# ZoneAlarm or Anti-Spyware blocking ads & other web page info?



## the6ofus6 (Nov 30, 2005)

Hi, recently, I installed the ZoneAlarm firewall to work along with AVG AV and other anti-spyware programs. Since the ZA install, it appears that ZA is preventing access to certain web pages with a "Malformed URL" error message in my "Desktop Doctor" program or preventing the display of certain web page objects within a given web page (primarily picture advertisements, etc.) on the pages that I am surfing. The browse returns the web page with certain links/photo ads showing only a red X or stating "This web page cannot be found".

Is this the result of ZA restrictions, and if so, can I change the settings to allow these sites &/or objects on the pages that I browse, or by doing so, am I inviting spyware/adware problems?

Also, the ZA firewall that I have is a 15 day trial. What happens after the 15 days? One of the TSF techs recommended ZA to me as a good free firewall.

I appreciate any insight/information on any/all of the above questions.

Thanks, JAM:4-dontkno


----------



## devil lady (Sep 27, 2005)

Sounds like you downloaded one of the pay versions instead of the free one. You need to choose the free one here (far right) ZAfree
For the missing ads etc look in privacy/ad blocking and click the custom button. Chose a safe site you are missing an ad from, change the setting and see if its viewable.


----------



## the6ofus6 (Nov 30, 2005)

Thanks, Lady. I uninstalled 15 day trial version, and reinstalled free version, but I'm still having problems with web pages & ads. Where do I go to adjust privacy/ad blocking? Is it in ZA? I don't see it there. I added a desired site to Trusted in IE, but am still getting the "Page Not Available" message for embedded ads/objects at that site.

Any other suggestions?

Thanks & G'day, JAM


----------



## devil lady (Sep 27, 2005)

You'll find it here, I have ZAPro but they should be the same. Also have you tried the site with just the windows firewall on and ZA turned off?


----------



## the6ofus6 (Nov 30, 2005)

*ZA blocking access to desired websites*

Hi Lady etal, I'm back again, because I continue to have problems with this issue. Currently, my issue is still that there are certain websites that I want to access that I believe ZA is preventing me from doing so.

In particular, I get e-mails from eBay auctions that I am involved in in my Microsoft Outlook e-mail. When I try to click on the link within the e-mail to access the specific auction (from an http://cm.ebay.com link), I get the infamous "Cannot Find Server" message.
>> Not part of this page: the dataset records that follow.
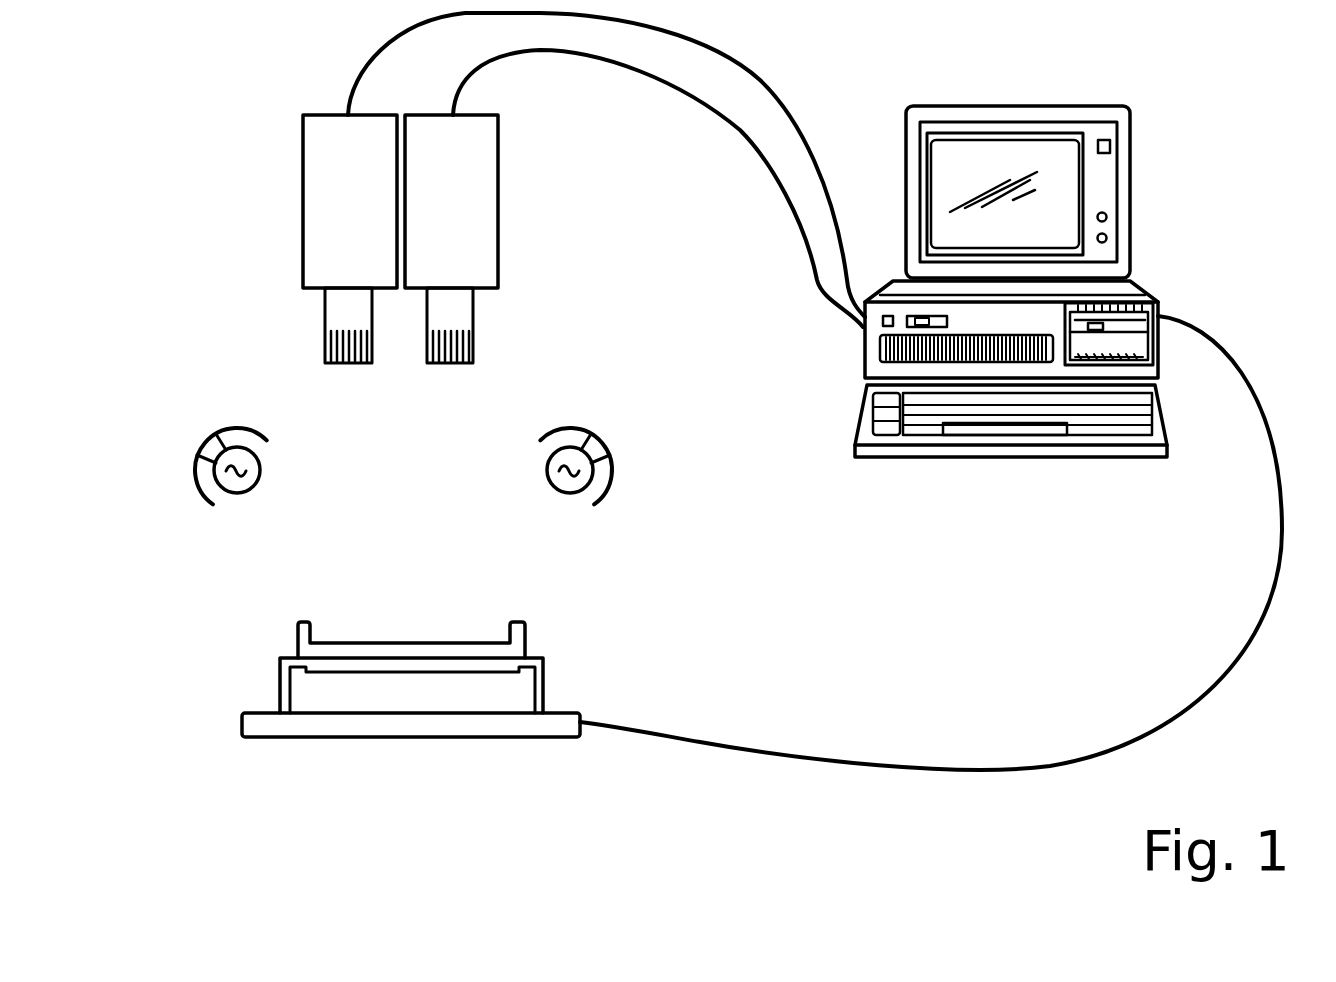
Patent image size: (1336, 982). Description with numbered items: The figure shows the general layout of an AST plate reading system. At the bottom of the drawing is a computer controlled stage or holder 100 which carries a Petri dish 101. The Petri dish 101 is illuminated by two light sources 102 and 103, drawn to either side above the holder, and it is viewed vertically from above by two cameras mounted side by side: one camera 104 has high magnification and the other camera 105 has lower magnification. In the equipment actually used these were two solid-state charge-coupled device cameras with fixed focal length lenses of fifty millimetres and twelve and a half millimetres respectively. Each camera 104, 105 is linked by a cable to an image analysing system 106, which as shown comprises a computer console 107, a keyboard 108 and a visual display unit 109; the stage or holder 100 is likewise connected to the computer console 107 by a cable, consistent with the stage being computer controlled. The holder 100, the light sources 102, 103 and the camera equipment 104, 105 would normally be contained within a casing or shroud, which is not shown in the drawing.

The computer controlled stage or holder 100 is at (363, 737).
The Petri dish 101 is at (423, 643).
The light source 102 is at (233, 493).
The light source 103 is at (574, 493).
The camera 104 is at (303, 232).
The camera 105 is at (498, 211).
The image analysing system 106 is at (1130, 274).
The computer console 107 is at (862, 348).
The keyboard 108 is at (1035, 458).
The visual display unit 109 is at (1055, 103).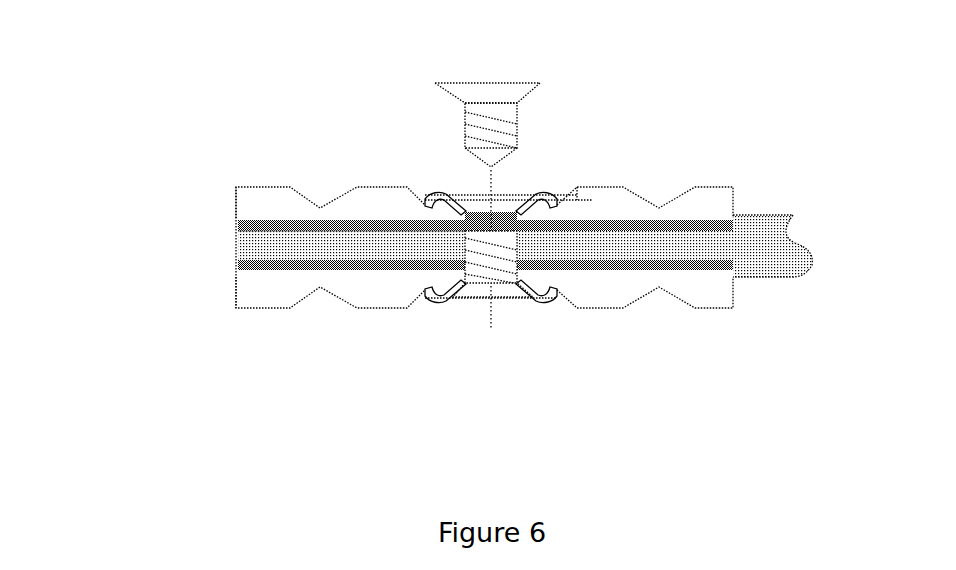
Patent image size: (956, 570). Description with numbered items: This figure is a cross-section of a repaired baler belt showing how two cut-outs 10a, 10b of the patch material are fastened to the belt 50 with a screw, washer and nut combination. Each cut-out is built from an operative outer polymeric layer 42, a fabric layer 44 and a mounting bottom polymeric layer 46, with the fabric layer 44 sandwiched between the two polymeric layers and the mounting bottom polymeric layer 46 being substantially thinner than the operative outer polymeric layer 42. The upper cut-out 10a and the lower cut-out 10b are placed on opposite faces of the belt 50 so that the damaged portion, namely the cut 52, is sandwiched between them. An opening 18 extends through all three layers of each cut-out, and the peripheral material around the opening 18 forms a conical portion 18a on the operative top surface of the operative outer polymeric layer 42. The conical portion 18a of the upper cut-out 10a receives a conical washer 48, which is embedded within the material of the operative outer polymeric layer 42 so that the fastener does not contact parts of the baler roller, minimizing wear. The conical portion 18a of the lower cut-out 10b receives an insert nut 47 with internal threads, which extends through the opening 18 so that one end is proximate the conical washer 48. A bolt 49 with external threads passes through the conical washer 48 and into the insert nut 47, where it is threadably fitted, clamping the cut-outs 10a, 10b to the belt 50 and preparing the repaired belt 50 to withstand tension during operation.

The cut-out of the patch material 10a is at (733, 188).
The cut-out of the patch material 10b is at (733, 287).
The opening 18 is at (477, 207).
The conical portion 18a is at (578, 198).
The operative outer polymeric layer 42 is at (238, 206).
The fabric layer 44 is at (237, 226).
The mounting bottom polymeric layer 46 is at (237, 229).
The insert nut 47 is at (547, 300).
The conical washer 48 is at (538, 197).
The bolt 49 is at (493, 90).
The belt 50 is at (760, 255).
The cut 52 is at (299, 233).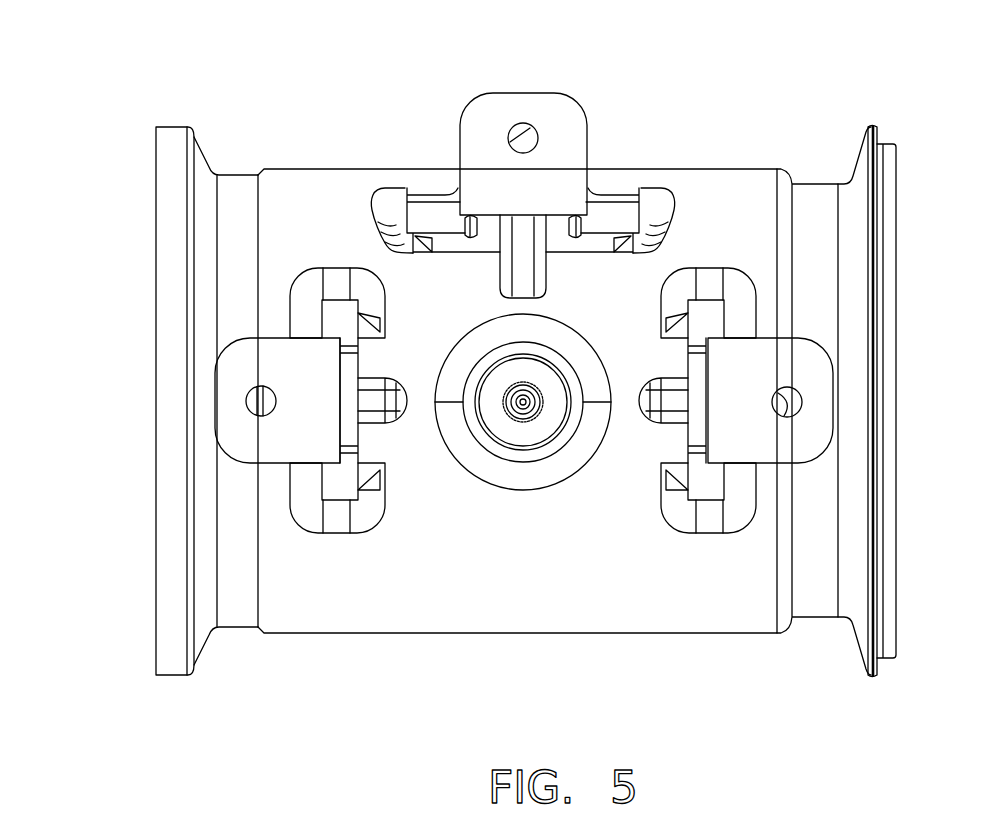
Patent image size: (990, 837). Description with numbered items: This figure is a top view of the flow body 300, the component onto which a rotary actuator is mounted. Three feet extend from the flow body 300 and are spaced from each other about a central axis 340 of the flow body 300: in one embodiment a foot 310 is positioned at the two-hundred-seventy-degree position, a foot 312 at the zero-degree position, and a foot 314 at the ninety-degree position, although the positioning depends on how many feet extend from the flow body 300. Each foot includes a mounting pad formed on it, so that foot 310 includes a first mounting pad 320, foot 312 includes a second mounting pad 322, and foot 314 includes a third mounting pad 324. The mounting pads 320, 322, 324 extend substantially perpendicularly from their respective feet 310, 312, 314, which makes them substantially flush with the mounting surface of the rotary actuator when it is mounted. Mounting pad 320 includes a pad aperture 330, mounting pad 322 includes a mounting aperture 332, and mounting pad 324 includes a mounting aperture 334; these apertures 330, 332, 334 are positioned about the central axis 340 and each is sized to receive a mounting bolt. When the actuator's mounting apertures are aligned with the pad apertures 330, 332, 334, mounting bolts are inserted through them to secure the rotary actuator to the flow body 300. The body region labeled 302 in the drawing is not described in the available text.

The flow body 300 is at (166, 63).
The cylindrical housing 302 is at (321, 188).
The foot 310 is at (282, 489).
The foot 312 is at (614, 156).
The foot 314 is at (768, 328).
The first mounting pad 320 is at (230, 372).
The second mounting pad 322 is at (567, 125).
The third mounting pad 324 is at (812, 377).
The pad aperture 330 is at (248, 408).
The mounting aperture 332 is at (513, 140).
The mounting aperture 334 is at (787, 411).
The central axis 340 is at (527, 396).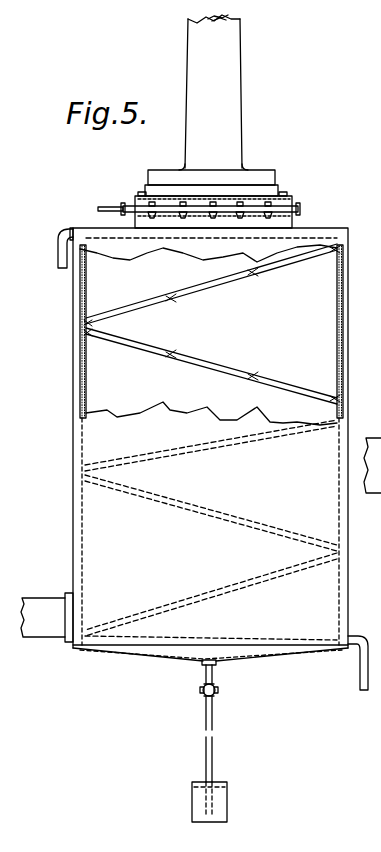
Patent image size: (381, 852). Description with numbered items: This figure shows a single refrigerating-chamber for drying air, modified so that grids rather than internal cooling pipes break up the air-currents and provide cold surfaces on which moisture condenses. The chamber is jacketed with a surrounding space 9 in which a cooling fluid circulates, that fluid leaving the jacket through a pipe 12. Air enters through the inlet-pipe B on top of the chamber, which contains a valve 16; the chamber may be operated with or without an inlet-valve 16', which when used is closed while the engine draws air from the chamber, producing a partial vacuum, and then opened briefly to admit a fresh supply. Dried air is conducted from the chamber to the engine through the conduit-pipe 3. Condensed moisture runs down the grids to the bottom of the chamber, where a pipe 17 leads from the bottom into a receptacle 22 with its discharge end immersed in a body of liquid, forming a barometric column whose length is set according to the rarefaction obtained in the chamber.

The inlet-pipe B is at (213, 92).
The inlet valve 16' is at (211, 199).
The jacket space 9 is at (355, 310).
The refrigerating fluid outlet pipe 12 is at (58, 259).
The conduit-pipe 3 is at (201, 540).
The inlet valve 16 is at (364, 663).
The water draw-off pipe 17 is at (212, 719).
The receptacle 22 is at (218, 806).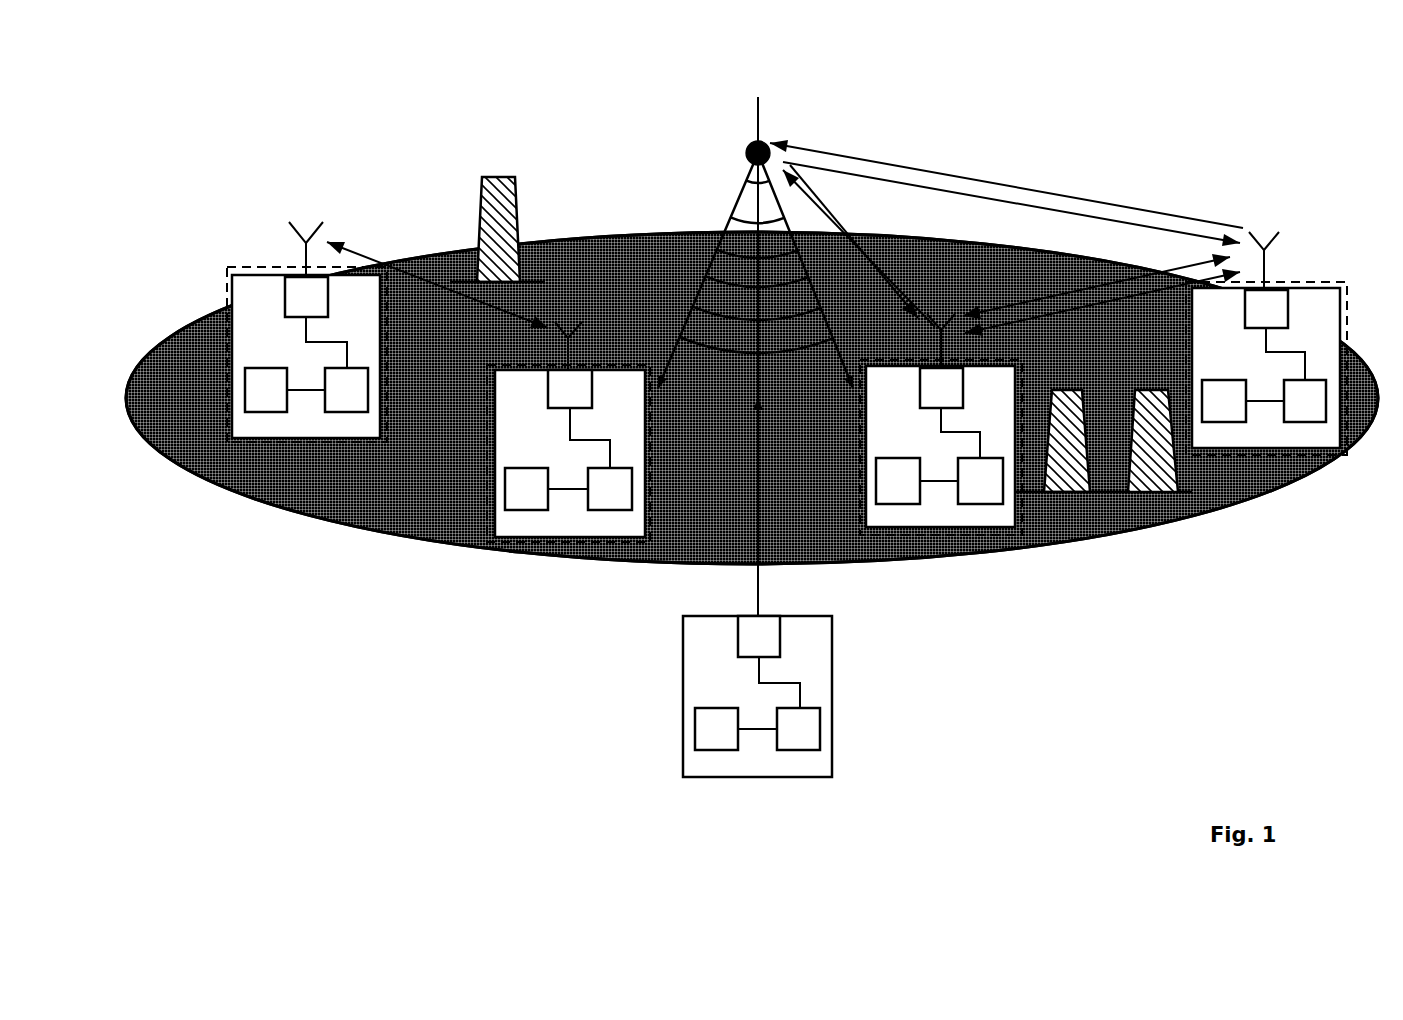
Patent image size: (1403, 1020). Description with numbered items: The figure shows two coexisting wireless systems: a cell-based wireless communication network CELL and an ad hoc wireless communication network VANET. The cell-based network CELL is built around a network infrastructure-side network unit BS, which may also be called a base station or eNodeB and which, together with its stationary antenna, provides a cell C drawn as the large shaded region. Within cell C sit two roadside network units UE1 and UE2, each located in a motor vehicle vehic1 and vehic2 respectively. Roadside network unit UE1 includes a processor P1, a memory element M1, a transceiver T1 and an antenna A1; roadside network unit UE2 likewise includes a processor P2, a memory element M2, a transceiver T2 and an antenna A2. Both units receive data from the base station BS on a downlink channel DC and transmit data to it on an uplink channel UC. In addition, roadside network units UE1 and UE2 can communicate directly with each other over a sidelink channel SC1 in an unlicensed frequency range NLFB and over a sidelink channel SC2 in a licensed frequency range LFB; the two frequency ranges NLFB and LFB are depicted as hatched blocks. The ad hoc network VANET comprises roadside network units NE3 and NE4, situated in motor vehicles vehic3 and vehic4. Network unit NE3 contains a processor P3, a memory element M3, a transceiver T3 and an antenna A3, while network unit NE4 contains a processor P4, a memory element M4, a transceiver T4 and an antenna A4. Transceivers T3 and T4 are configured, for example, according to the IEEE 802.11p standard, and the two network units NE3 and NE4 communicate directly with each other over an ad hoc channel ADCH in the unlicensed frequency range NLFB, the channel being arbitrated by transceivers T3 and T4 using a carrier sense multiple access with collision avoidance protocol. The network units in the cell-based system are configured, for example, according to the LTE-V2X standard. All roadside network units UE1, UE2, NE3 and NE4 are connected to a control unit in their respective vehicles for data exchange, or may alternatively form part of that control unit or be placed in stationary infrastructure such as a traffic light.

The cell-based wireless communication network CELL is at (1072, 130).
The cell C is at (624, 232).
The uplink channel UC is at (864, 152).
The downlink channel DC is at (960, 190).
The sidelink channel SC1 is at (1160, 262).
The sidelink channel SC2 is at (1098, 298).
The ad hoc channel ADCH is at (382, 262).
The unlicensed frequency range NLFB is at (497, 177).
The licensed frequency range LFB is at (1150, 495).
The ad hoc wireless communication network VANET is at (261, 348).
The motor vehicle vehic3 is at (261, 397).
The roadside network unit NE3 is at (257, 351).
The transceiver T3 is at (306, 297).
The memory element M3 is at (266, 390).
The processor P3 is at (346, 390).
The antenna A3 is at (300, 265).
The motor vehicle vehic4 is at (564, 483).
The roadside network unit NE4 is at (570, 495).
The transceiver T4 is at (570, 389).
The memory element M4 is at (526, 489).
The processor P4 is at (610, 489).
The antenna A4 is at (575, 355).
The motor vehicle vehic1 is at (958, 482).
The roadside network unit UE1 is at (940, 491).
The transceiver T1 is at (941, 388).
The memory element M1 is at (898, 481).
The processor P1 is at (980, 481).
The antenna A1 is at (935, 335).
The motor vehicle vehic2 is at (1269, 399).
The roadside network unit UE2 is at (1266, 427).
The transceiver T2 is at (1266, 309).
The memory element M2 is at (1224, 401).
The processor P2 is at (1305, 401).
The antenna A2 is at (1275, 265).
The network infrastructure-side network unit BS is at (805, 732).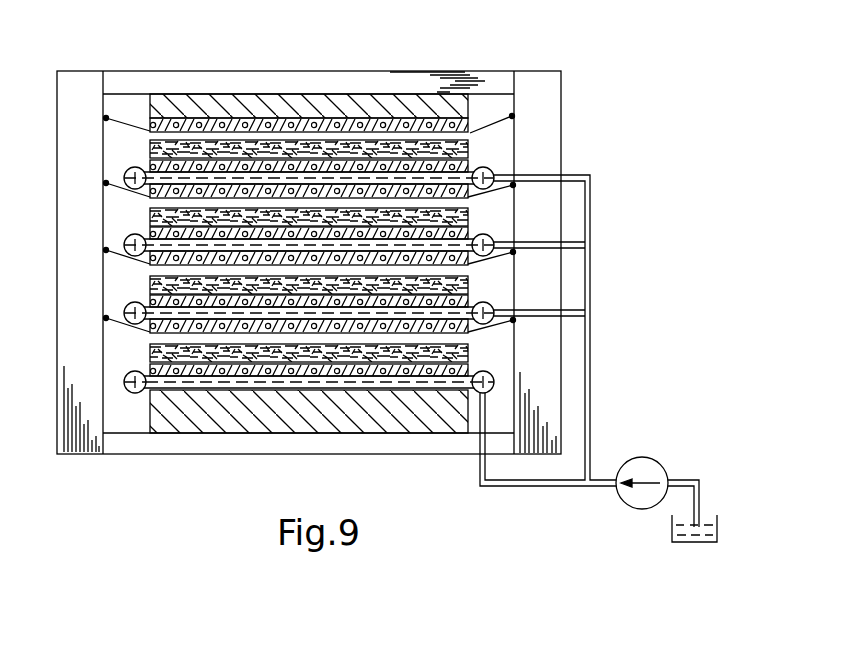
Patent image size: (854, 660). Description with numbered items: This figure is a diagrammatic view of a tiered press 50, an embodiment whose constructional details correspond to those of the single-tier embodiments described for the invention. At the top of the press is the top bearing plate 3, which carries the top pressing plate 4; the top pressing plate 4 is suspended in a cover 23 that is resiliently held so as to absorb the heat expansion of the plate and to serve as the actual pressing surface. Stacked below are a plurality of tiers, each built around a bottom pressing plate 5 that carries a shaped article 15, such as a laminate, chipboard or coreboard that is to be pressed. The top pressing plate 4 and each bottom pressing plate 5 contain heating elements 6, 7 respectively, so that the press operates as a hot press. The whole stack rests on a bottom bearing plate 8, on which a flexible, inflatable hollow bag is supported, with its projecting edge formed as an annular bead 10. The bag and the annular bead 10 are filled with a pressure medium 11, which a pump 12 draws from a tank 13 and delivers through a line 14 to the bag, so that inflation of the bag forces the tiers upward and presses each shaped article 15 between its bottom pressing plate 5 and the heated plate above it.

However, I'm starting to wonder if this is really a "block access" issue from ZA, since I have also tried the following, but am still unable to access these eBay sites:

1) Turn off ZA completely
2) Turn off ZA, reinstall McAfee Firewall (use to use Mc)
3) Turn off both, have no active firewall in place

Anybody have any suggestions on what may be causing this problem and how I fix?

Many thanks in advance for your help, and Happy New Year!

JAM :4-dontkno


----------